Based on an article by "数字生命卡兹克" (Digital Life Kha'Zix) on WeChat, published April 1, 2026. Adapted with additional context.
The Pitch: Run a Company With Nine AI Employees
Here's a sentence nobody expected to write in 2026: a 1,400-year-old Chinese government structure might be the best architecture for coordinating multiple AI agents.
The Three Departments and Six Ministries (三省六部制) was established during the Sui Dynasty around 605 AD. Its original purpose was to split executive power so no single minister could become too powerful. Fast forward to March 2026, and an open-source project called Edict (12.8K stars) has turned this imperial system into a multi-agent orchestration framework.
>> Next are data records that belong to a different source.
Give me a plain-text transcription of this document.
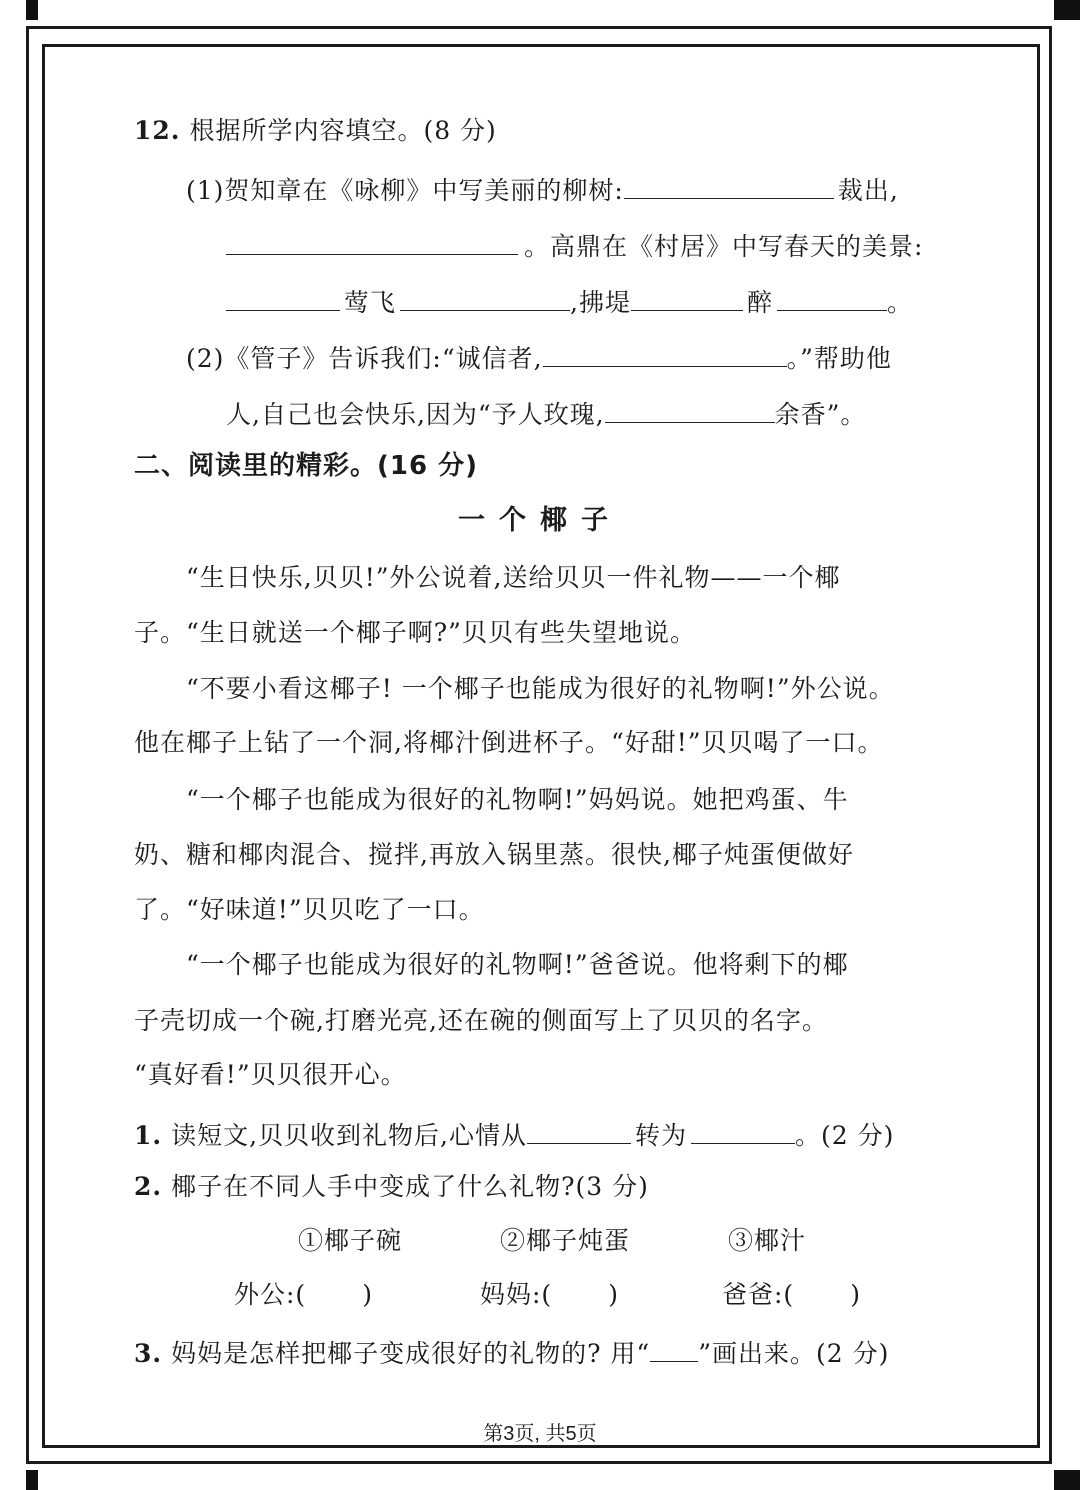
12. 根据所学内容填空。(8 分)
(1)贺知章在《咏柳》中写美丽的柳树:	裁出,
。高鼎在《村居》中写春天的美景:
莺飞	,拂堤	醉	。
(2)《管子》告诉我们:“诚信者,	。”帮助他
人,自己也会快乐,因为“予人玫瑰,	余香”。
二、阅读里的精彩。(16 分)
一个椰子
“生日快乐,贝贝!”外公说着,送给贝贝一件礼物——一个椰
子。“生日就送一个椰子啊?”贝贝有些失望地说。
“不要小看这椰子! 一个椰子也能成为很好的礼物啊!”外公说。
他在椰子上钻了一个洞,将椰汁倒进杯子。“好甜!”贝贝喝了一口。
“一个椰子也能成为很好的礼物啊!”妈妈说。她把鸡蛋、牛
奶、糖和椰肉混合、搅拌,再放入锅里蒸。很快,椰子炖蛋便做好
了。“好味道!”贝贝吃了一口。
“一个椰子也能成为很好的礼物啊!”爸爸说。他将剩下的椰
子壳切成一个碗,打磨光亮,还在碗的侧面写上了贝贝的名字。
“真好看!”贝贝很开心。
1. 读短文,贝贝收到礼物后,心情从	转为	。(2 分)
2. 椰子在不同人手中变成了什么礼物?(3 分)
①椰子碗	②椰子炖蛋	③椰汁
外公:( )	妈妈:( )	爸爸:( )
3. 妈妈是怎样把椰子变成很好的礼物的? 用“ ”画出来。(2 分)
第3页, 共5页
And someone just used it to build an entire startup in 40 minutes.
How Ancient Bureaucracy Maps to AI Agents
The system works like this. Three "departments" handle the lifecycle of every decision:
The Central Secretariat (中书省) drafts proposals. It's the idea factory — the agent that generates options and strategies.
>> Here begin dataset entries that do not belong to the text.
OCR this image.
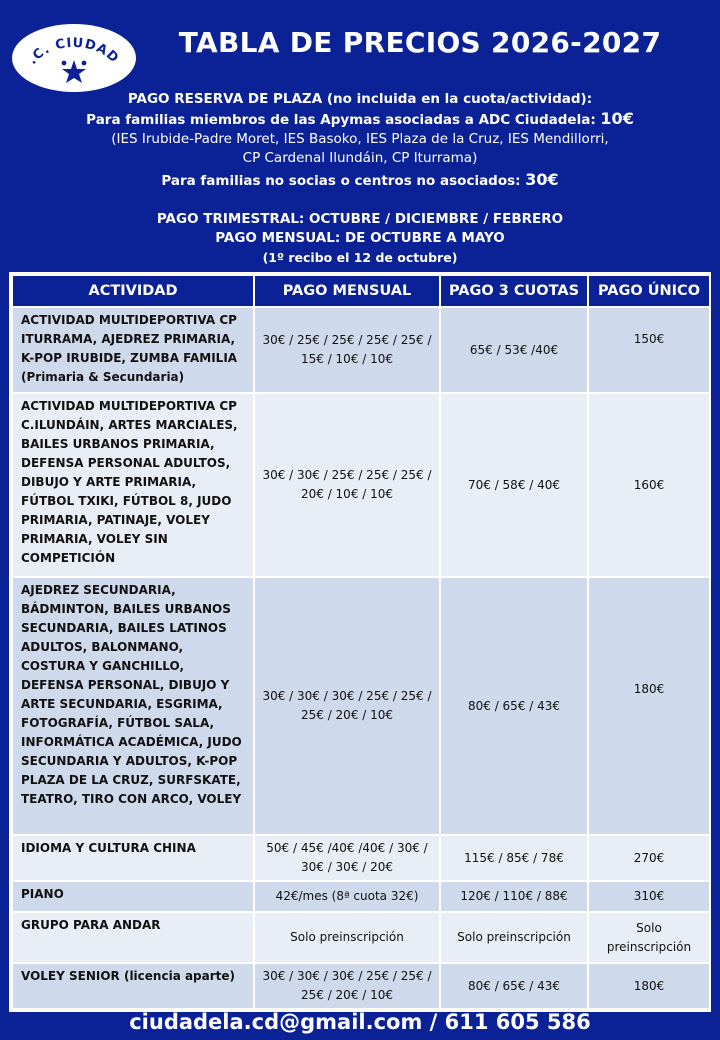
.C. CIUDAD	TABLA DE PRECIOS 2026-2027
PAGO RESERVA DE PLAZA (no incluida en la cuota/actividad):
Para familias miembros de las Apymas asociadas a ADC Ciudadela: 10€
(IES Irubide-Padre Moret, IES Basoko, IES Plaza de la Cruz, IES Mendillorri,
CP Cardenal Ilundáin, CP Iturrama)
Para familias no socias o centros no asociados: 30€
PAGO TRIMESTRAL: OCTUBRE / DICIEMBRE / FEBRERO
PAGO MENSUAL: DE OCTUBRE A MAYO
(1º recibo el 12 de octubre)
ACTIVIDAD	PAGO MENSUAL	PAGO 3 CUOTAS	PAGO ÚNICO
ACTIVIDAD MULTIDEPORTIVA CP ITURRAMA, AJEDREZ PRIMARIA, K-POP IRUBIDE, ZUMBA FAMILIA (Primaria & Secundaria)	30€ / 25€ / 25€ / 25€ / 25€ / 15€ / 10€ / 10€	65€ / 53€ /40€	150€
ACTIVIDAD MULTIDEPORTIVA CP C.ILUNDÁIN, ARTES MARCIALES, BAILES URBANOS PRIMARIA, DEFENSA PERSONAL ADULTOS, DIBUJO Y ARTE PRIMARIA, FÚTBOL TXIKI, FÚTBOL 8, JUDO PRIMARIA, PATINAJE, VOLEY PRIMARIA, VOLEY SIN COMPETICIÓN	30€ / 30€ / 25€ / 25€ / 25€ / 20€ / 10€ / 10€	70€ / 58€ / 40€	160€
AJEDREZ SECUNDARIA, BÁDMINTON, BAILES URBANOS SECUNDARIA, BAILES LATINOS ADULTOS, BALONMANO, COSTURA Y GANCHILLO, DEFENSA PERSONAL, DIBUJO Y ARTE SECUNDARIA, ESGRIMA, FOTOGRAFÍA, FÚTBOL SALA, INFORMÁTICA ACADÉMICA, JUDO SECUNDARIA Y ADULTOS, K-POP PLAZA DE LA CRUZ, SURFSKATE, TEATRO, TIRO CON ARCO, VOLEY	30€ / 30€ / 30€ / 25€ / 25€ / 25€ / 20€ / 10€	80€ / 65€ / 43€	180€
IDIOMA Y CULTURA CHINA	50€ / 45€ /40€ /40€ / 30€ / 30€ / 30€ / 20€	115€ / 85€ / 78€	270€
PIANO	42€/mes (8ª cuota 32€)	120€ / 110€ / 88€	310€
GRUPO PARA ANDAR	Solo preinscripción	Solo preinscripción	Solo preinscripción
VOLEY SENIOR (licencia aparte)	30€ / 30€ / 30€ / 25€ / 25€ / 25€ / 20€ / 10€	80€ / 65€ / 43€	180€
ciudadela.cd@gmail.com / 611 605 586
The Chancellery (门下省) reviews and criticizes. This is the agent whose entire job is to find problems with the proposals. Not to be helpful. Not to agree. Just to poke holes.
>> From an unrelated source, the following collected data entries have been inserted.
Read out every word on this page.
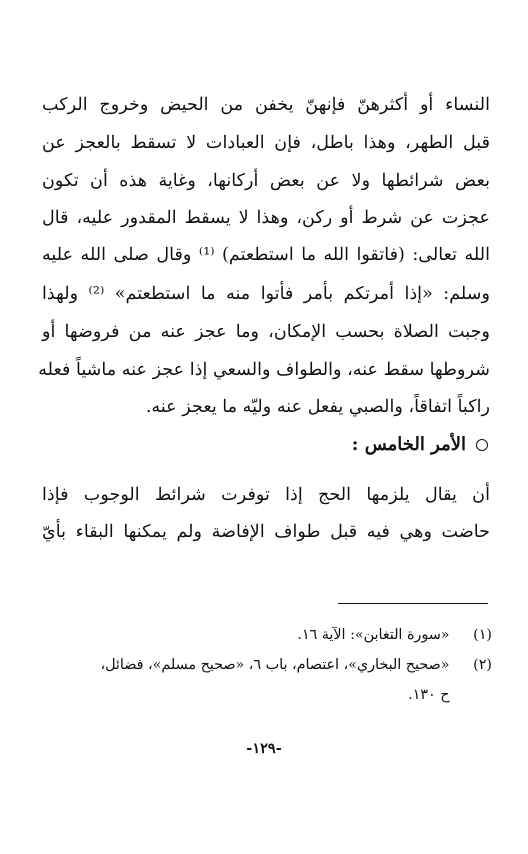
النساء أو أكثرهنّ فإنهنّ يخفن من الحيض وخروج الركب
قبل الطهر، وهذا باطل، فإن العبادات لا تسقط بالعجز عن
بعض شرائطها ولا عن بعض أركانها، وغاية هذه أن تكون
عجزت عن شرط أو ركن، وهذا لا يسقط المقدور عليه، قال
الله تعالى: (فاتقوا الله ما استطعتم) ⁽¹⁾ وقال صلى الله عليه
وسلم: «إذا أمرتكم بأمر فأتوا منه ما استطعتم» ⁽²⁾ ولهذا
وجبت الصلاة بحسب الإمكان، وما عجز عنه من فروضها أو
شروطها سقط عنه، والطواف والسعي إذا عجز عنه ماشياً فعله
راكباً اتفاقاً، والصبي يفعل عنه وليّه ما يعجز عنه.
الأمر الخامس :
أن يقال يلزمها الحج إذا توفرت شرائط الوجوب فإذا
حاضت وهي فيه قبل طواف الإفاضة ولم يمكنها البقاء بأيّ
(١) «سورة التغابن»: الآية ١٦.
(٢) «صحيح البخاري»، اعتصام، باب ٦، «صحيح مسلم»، فضائل،
ح ١٣٠.
-١٢٩-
The Department of State Affairs (尚书省) takes approved plans and distributes them to six specialized ministries for execution.
The six ministries each own a domain:
- Personnel (吏部) → HR and team planning
- Revenue (户部) → Financial modeling
- Rites (礼部) → Branding and communications
- War (兵部) → Competitive analysis (yes, really)
- Justice (刑部) → Legal compliance
- Works (工部) → Engineering and development
The beauty isn't in any single agent — it's that the structure itself is the prompt. Each agent only thinks from its own perspective. The Chancellery doesn't try to be helpful; it tries to find flaws. Works doesn't care about branding; it cares about whether the tech stack can actually ship.
The 40-Minute Startup
The original article's author decided to test this by giving the system one instruction: build me a product — a minimalist writing app focused on flow state.
Here's what happened:
Minutes 1–5: The State Affairs agent receives the order and immediately delegates. Central Secretariat drafts three competing product concepts. Not one — three. Each with different business models, risk profiles, and target audiences.
Minutes 5–10: The Chancellery tears them apart. One concept gets conditional approval with warnings — "you claim the UI will be so beautiful users will screenshot it for social media, but you've presented zero evidence this assumption is valid." Another concept gets rejected entirely — "you want to add a flow-state analytics dashboard, but flow is inherently anti-analytical. The moment you measure it, it disappears."
The author later admitted this critique changed his mind. He'd been using a writing app with stats tracking and never realized the stats were making him anxious — exactly the opposite of flow.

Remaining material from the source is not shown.